Find the generating function for the recurrence $a_n=a_{n-1}-a_{n-2}$, with $a_0=0$ and $a_1=1.$

Question

This was a test question and I felt confident about it but all he put on it was no and circled a problem and left it at that. My solution up until I messed up which was early was

$G_a(x) = \sum_{n=0}^\infty a_n x^n$

$G_a(x) = \sum_{n=0}^\infty (a_{n-1}-a_{n-2})x^n$

$G_a(x) = \sum_{n=1}^\infty a_{n-1}x^n+\sum_{n=2}^\infty a_{n-2}x^n + a_0+a_1$

in the second line he circled n=0 in the sum and and then in the third line he wrote n=2 instead of n=1 in the first sum. Can anyone explain and show me how to solve it the correct way.

My final answer was $G_a(x)=\frac{1}{x^2+x-1} $

Answer 1

We can verify a certain periodicity in the terms without solving the recurrence $a_n$. In fact $$a_0=0\\a_1=1\\a_2=1\\a_3=0\\a_4=-1\\a_5=-1\\a_6=0\\a_7=1$$ Hence the sequence of values can be considered as beginning again from $a_6$ and $a_7$; an so on....

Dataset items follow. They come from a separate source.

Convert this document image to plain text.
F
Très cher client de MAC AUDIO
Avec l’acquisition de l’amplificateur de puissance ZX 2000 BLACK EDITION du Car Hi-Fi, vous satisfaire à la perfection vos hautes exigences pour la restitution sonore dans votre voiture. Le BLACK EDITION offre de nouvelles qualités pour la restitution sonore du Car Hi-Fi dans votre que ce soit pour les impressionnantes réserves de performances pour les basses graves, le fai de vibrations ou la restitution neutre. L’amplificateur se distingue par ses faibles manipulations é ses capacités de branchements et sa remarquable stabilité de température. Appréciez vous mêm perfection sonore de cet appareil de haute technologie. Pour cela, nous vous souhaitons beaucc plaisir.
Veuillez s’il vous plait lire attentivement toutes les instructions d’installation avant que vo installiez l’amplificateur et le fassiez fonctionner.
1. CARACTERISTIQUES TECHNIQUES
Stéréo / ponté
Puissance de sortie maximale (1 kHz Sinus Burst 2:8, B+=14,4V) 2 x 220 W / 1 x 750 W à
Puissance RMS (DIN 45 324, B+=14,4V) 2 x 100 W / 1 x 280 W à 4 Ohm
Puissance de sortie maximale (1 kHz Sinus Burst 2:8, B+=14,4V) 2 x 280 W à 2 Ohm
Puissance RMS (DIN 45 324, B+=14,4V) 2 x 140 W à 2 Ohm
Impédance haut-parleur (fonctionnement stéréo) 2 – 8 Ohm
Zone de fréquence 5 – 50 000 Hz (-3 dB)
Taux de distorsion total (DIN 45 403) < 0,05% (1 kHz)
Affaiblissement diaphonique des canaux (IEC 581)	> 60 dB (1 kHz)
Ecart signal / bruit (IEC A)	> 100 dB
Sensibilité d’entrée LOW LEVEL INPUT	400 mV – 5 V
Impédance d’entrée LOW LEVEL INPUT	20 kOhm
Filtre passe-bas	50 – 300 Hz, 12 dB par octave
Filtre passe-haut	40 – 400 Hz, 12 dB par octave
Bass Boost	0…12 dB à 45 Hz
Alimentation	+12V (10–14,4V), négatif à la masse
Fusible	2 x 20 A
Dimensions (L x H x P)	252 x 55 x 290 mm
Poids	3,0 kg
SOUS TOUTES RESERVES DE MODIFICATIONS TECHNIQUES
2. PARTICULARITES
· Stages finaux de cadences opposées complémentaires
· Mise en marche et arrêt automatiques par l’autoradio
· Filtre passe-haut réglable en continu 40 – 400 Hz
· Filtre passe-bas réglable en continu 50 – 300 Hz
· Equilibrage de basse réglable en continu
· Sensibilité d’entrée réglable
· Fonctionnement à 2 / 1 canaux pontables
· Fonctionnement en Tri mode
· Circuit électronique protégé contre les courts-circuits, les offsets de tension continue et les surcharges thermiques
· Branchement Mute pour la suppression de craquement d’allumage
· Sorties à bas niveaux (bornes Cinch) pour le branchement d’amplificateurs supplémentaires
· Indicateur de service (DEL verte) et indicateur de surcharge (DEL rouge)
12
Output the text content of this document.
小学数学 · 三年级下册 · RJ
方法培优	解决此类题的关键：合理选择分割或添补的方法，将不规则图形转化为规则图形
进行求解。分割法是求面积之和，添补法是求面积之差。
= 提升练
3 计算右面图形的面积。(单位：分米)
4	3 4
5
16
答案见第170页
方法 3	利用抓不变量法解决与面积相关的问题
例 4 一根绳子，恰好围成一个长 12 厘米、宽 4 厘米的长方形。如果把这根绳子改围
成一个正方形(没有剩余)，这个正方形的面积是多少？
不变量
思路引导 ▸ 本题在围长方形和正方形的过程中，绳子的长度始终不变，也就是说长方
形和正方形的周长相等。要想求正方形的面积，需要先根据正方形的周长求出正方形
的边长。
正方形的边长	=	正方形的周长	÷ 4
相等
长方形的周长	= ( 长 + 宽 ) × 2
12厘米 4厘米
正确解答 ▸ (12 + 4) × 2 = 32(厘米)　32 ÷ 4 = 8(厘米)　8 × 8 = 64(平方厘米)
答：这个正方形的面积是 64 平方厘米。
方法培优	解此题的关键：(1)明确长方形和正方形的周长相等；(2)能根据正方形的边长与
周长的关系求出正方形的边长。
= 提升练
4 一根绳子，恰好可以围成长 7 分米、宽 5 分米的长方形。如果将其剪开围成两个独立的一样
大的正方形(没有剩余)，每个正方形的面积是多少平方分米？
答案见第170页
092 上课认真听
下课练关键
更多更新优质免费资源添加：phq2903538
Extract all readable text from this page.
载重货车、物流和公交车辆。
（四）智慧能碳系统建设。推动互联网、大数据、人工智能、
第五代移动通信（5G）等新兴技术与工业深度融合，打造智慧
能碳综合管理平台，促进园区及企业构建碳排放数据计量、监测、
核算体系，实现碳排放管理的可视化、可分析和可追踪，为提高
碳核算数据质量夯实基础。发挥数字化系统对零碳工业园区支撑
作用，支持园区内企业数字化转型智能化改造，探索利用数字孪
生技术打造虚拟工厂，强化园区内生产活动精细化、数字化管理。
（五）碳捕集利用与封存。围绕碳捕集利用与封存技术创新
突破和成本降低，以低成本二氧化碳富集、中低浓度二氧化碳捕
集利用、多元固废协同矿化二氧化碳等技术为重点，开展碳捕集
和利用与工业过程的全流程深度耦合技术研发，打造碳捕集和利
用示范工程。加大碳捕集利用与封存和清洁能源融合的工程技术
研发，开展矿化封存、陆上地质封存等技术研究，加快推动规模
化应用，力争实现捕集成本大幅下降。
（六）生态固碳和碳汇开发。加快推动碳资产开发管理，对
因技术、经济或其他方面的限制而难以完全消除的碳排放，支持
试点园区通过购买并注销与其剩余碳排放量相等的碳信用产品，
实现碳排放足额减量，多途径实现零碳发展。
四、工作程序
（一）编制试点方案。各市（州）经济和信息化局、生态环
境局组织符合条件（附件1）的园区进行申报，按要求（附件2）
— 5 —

Consequently the asked generating function is

$$\color{red}{F(x)=(x+x^2-x^4-x^5)+(x^7+x^8-x^{10}-x^{11})+(x^{13}+x^{14}-x^{16}-x^{17}) +.....}$$

Considering finitely many terms, in order to get a closed form, we have $$F(x)=(x+x^2-x^4-x^5)(1+x^6+x^{12}+x^{18}+.....+x^{6n})$$

$$F(x)=(x+x^2-x^4-x^5)\left(\frac{x^{6(n+1)}-1}{x^6-1}\right)$$

Finally $$F(x)=(x-x^4)(x+1)\left(\frac{x^{6(n+1)}-1}{x^6-1}\right)=-x(x^3-1)(x+1)\left(\frac{x^{6(n+1)}-1}{x^6-1}\right)=x(x+1)\left(\frac{1-x^{6(n+1)}}{x^3+1}\right)$$

Answer 2

With as much detail as possible, $$\begin{align*} G_a(x) &= \sum_{n=0}^\infty a_n x^n \\ &= a_0 x^0 + a_1 x^1 + \sum_{n=2}^\infty a_n x^n \\ &= a_0 + a_1 x + \sum_{n=2}^\infty (a_{n-1} - a_{n-2}) x^n \\ &= a_0 + a_1 x + \sum_{n=2}^\infty a_{n-1} x^n - \sum_{n=2}^\infty a_{n-2} x^n \\ &= a_0 + a_1 x + \sum_{n=1}^\infty a_n x^{n+1} - \sum_{n=0}^\infty a_n x^{n+2} \\ &= a_0 + a_1 x + x \sum_{n=1}^\infty a_n x^n - x^2 \sum_{n=0}^\infty a_n x^n \\ &= a_0 + a_1 x + x \left( -a_0 + \sum_{n=0}^\infty a_n x^n \right) - x^2 G_a(x) \\ &= a_0 + a_1 x + x(-a_0 + G_a(x)) - x^2 G_a(x) \\ &= a_0 + (a_1 - a_0)x + (x - x^2)G_a(x). \end{align*}$$ Therefore, $$G_a(x) = \frac{a_0 + (a_1 - a_0)x}{1 - x + x^2}.$$

Answer 3

As an alternative solution :
Given the definition of a generating function:
$A(z)=a_{0}+a_{1}\cdot z+a_{2}\cdot z^{2}\ldots={\displaystyle \sum_{n=0}^{\infty}a_{n}\cdot z^{n}}$
$a_{-n}=0|n>0$
Your problem, as a constraint, is $a_{n}-a_{n-1}+a_{n-2}=0$
$\left(z^{2}-z+1\right)A(z)=a_{0}+a_{1}\cdot z=0+1\cdot z$
Which means that all three term sums are zero starting from the first three.
This leaves two “initial conditions”/starters undefined as: $a_{0},a_{1}$
And the solution is:
$A(z)=\frac{z}{\left(z^{2}-z+1\right)}$
So you had a sign mistake. Unless these problems are done in a simple transparent manner it is hard to spot that type of thing.